The lysosome periphery: biochemical and electrokinetic properties of the tritosome surface.

Normal rat liver lysosomes were isolated by the technique of loading with Triton WR-1339. Purity of the preparation was monitored with marker enzymes; a high enrichment in acid hydrolases was obtained in the tritosome fraction. In 0.0145 M NaCl, 4.5% sorbitol, 0.6 mM NaHCO(3), pH 7.2 at 25 degrees C the tritosomes had an electrophoretic mobility of -1.77 +/- 0.02 microm/s/V/cm, a zeta potential of 23.2 mV, a surface charge of 1970 esu/cm(2), and 33,000 electrons per particle surface assuming a tritosome diameter of 5 x 10(-7) m. Treatment of the tritosomes with 50 microg neuraminidase/mg tritosome protein lowered the electrophoretic mobility of the tritosome to -1.23 +/- 0.02 microm/s/V/cm under the same conditions and caused the release of 2.01 microg sialic acid/mg tritosome protein. Treatment of the tritosomes with hyaluronidase did not affect their electrophoretic mobility, while trypsin treatment elevated the net negative electrophoretic mobility of the tritosomes. Tritosome electrophoretic mobilities indicated a homogeneous tritosome population and varied greatly with ionic strength of the suspending media. pH vs. electrophoretic mobility curves indicated the tritosome periphery to contain an acid-dissociable group which likely represents the carboxyl group of N-acetylneuraminic acid; this was not conclusively proven, however, since the tritosomes lysed below a pH of 4 in the present system. Total tritosome carbohydrate (anthrone-positive material as glucose equivalents) was 0.19 mg/mg tritosome protein while total sialic acid was 3.8 microg (11.4 nmol)/mg tritosome protein. A tritosome "membrane" fraction was prepared by osmotic shock, homogenization, and sedimentation.
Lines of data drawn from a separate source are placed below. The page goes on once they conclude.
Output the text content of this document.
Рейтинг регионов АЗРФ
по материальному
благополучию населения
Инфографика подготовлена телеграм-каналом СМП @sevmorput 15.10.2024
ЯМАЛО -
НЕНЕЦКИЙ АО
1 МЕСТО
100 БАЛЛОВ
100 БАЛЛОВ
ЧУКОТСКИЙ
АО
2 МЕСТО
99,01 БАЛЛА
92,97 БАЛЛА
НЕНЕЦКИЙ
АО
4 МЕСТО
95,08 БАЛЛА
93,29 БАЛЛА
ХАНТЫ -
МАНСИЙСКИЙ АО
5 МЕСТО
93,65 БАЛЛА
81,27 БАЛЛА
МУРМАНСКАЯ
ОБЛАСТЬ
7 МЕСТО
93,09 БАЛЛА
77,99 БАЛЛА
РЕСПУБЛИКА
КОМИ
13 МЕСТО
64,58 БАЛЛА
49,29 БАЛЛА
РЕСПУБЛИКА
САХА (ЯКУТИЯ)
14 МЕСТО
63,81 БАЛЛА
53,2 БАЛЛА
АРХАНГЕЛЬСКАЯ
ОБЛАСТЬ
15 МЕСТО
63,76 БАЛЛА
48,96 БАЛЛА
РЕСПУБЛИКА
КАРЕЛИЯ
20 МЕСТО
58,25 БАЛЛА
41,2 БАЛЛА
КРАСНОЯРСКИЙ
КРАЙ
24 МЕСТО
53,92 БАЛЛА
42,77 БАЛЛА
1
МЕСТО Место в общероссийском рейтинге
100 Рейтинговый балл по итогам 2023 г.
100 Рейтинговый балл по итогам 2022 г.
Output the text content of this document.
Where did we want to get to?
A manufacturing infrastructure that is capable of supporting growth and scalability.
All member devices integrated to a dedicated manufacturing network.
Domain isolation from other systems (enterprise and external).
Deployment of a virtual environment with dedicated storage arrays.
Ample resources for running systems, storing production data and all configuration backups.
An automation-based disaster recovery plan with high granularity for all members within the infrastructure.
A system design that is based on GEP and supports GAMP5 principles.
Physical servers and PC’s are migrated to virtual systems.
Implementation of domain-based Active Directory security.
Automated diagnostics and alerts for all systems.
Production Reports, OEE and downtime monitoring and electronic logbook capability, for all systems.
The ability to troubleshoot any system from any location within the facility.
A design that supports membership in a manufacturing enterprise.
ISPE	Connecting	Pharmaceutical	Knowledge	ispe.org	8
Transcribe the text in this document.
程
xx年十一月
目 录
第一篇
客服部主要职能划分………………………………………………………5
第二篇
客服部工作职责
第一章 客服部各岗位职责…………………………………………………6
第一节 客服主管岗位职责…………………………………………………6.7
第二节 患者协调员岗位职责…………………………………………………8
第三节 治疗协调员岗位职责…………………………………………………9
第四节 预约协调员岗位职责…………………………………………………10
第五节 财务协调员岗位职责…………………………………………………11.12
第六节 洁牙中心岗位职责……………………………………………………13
Approximately 25% of the total tritosome protein was present in this fraction. Analysis by gas-liquid chromatography and amino acid analyzer showed the following carbohydrate composition of the tritosome membrane fraction (in microgram per milligram tritosome membrane protein): N-acetylneuraminic acid, 14.8 +/- 3; glucosamine, 24 +/- 3; galactosamine, 10 +/- 2; glucose, 21 +/- 2; galactose, 26 +/- 2; mannose, 31 +/- 5; fucose, 7 +/- 1; xylose, 0; and arabinose, 0. The results indicate that the tritosome periphery is characterized by external terminal sialic acid residues and an extensive complement of glycoconjugates. Essentially all the tritosome N-acetylneuraminic acid is located in the membrane and about 53% of it is neuraminidase susceptible.